Füsun Demirel’in hayatından kesitlerin de olduğu bu oyun aslında bir uyarlama. Mert Küçülmez’in uyarlaması, hem sahnede yaşanılan olayı online hale dönüştürmüş hem de günümüz kadının bedensel sorunsalını masaya yatırmış. Geçtiğimiz yıllarda sevgili Füsun Demirel, Eskişehir Şehir Tiyatrosu’nun sahneye koyduğu ‘Açık Aile’ oyunuyla ilgili yazdığım eleştiri için beni Akbank Sanat’ta yakalayıp çok tatlı eleştirmişti. Oyunun sonu yönetmen tarafından değiştirilip farklı bir uyarlama yapıldığı için, oyunun ana ahenginin bozulduğunu ve bunu bir eleştirmen olarak benim yazmam gerektiği üzerinde durmuştu. Füsun ablayı can kulağı ile dinlemiş, daha sonra yeniyi denemenin metne zarar vermedikçe sorun teşkil etmeyeceğine karar vermiştim. Şişman Güzeldir oyunundaki uyarlama da metne zarar vermediği için hiçbir sorun teşkil etmiyor, aksine seyircinin ufkunu açıyor. Mattea ya da Rozi rolünde Füsun Demirel; obez, bedeni yüzünden kocası tarafından aldatılmış, terk edilmiş, yalnızlığa mahkûm edilmiş bir kadını şahane psikolojik analizlerle oynuyor. Küçücük bir stüdyo dairesinde dış dünyadan tamamen kopuk, bedeniyle dışarıda var olamayan, dolayısıyla bedenini göstermeden seksi güzel sesi ile milyonlarca hayran kitlesi oluşturan, kendisine âşık olan erkeklerle apayrı bir dünya kuran kadının tüm özelliklerini sahnede görüyoruz. Rozi’ye hayat veren, onu hayata bağlayan bu radyo yayınında kadınlar ondan fikir alarak yaşamlarına renk katıyor.
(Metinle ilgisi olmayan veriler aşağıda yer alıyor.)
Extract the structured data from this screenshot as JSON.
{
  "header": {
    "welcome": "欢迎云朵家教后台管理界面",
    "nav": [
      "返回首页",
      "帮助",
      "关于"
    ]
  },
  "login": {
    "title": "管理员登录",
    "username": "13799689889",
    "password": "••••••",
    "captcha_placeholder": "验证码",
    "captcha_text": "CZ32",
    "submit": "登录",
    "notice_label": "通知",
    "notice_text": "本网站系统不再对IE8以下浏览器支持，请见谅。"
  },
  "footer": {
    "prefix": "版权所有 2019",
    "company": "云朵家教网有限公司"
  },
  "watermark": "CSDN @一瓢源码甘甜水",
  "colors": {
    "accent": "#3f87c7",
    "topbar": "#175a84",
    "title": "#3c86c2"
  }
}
Başlıkta bahsettiğim gibi, ‘Mattea ya da Rozi Olabilmek’ kişinin kendi elinde. Füsun Demirel, tek beden üzerinden iki ayrı kadının psikolojik ruh yapısını oynarken kadın seyirciye bedeninin gücünün kendi elinde olduğunu tüm çıplaklığıyla hissettiriyor. Sahne dekor, kostüm ve tasarım bağlamında sağlam yapıda oluşturulmuş. Oyuncu kadrosu da şahane, genç yeteneklerle Füsun Demirel’i aynı potada bir araya getirmiş. Grubun Şişman Güzeldir oyunuyla son dönem kapitalist sistemlerin oluşturduğu ‘seksi kadın bedeni’ algısına saldırması oyunu izlerken şahsımı (!) pek keyiflendirdi. Hani ‘şahsımı’ kelimesi moda olmuşken, ben de sorunsal içinde kullanayım istedim. Bu kaliteli çalışmayı mutlaka izleyin!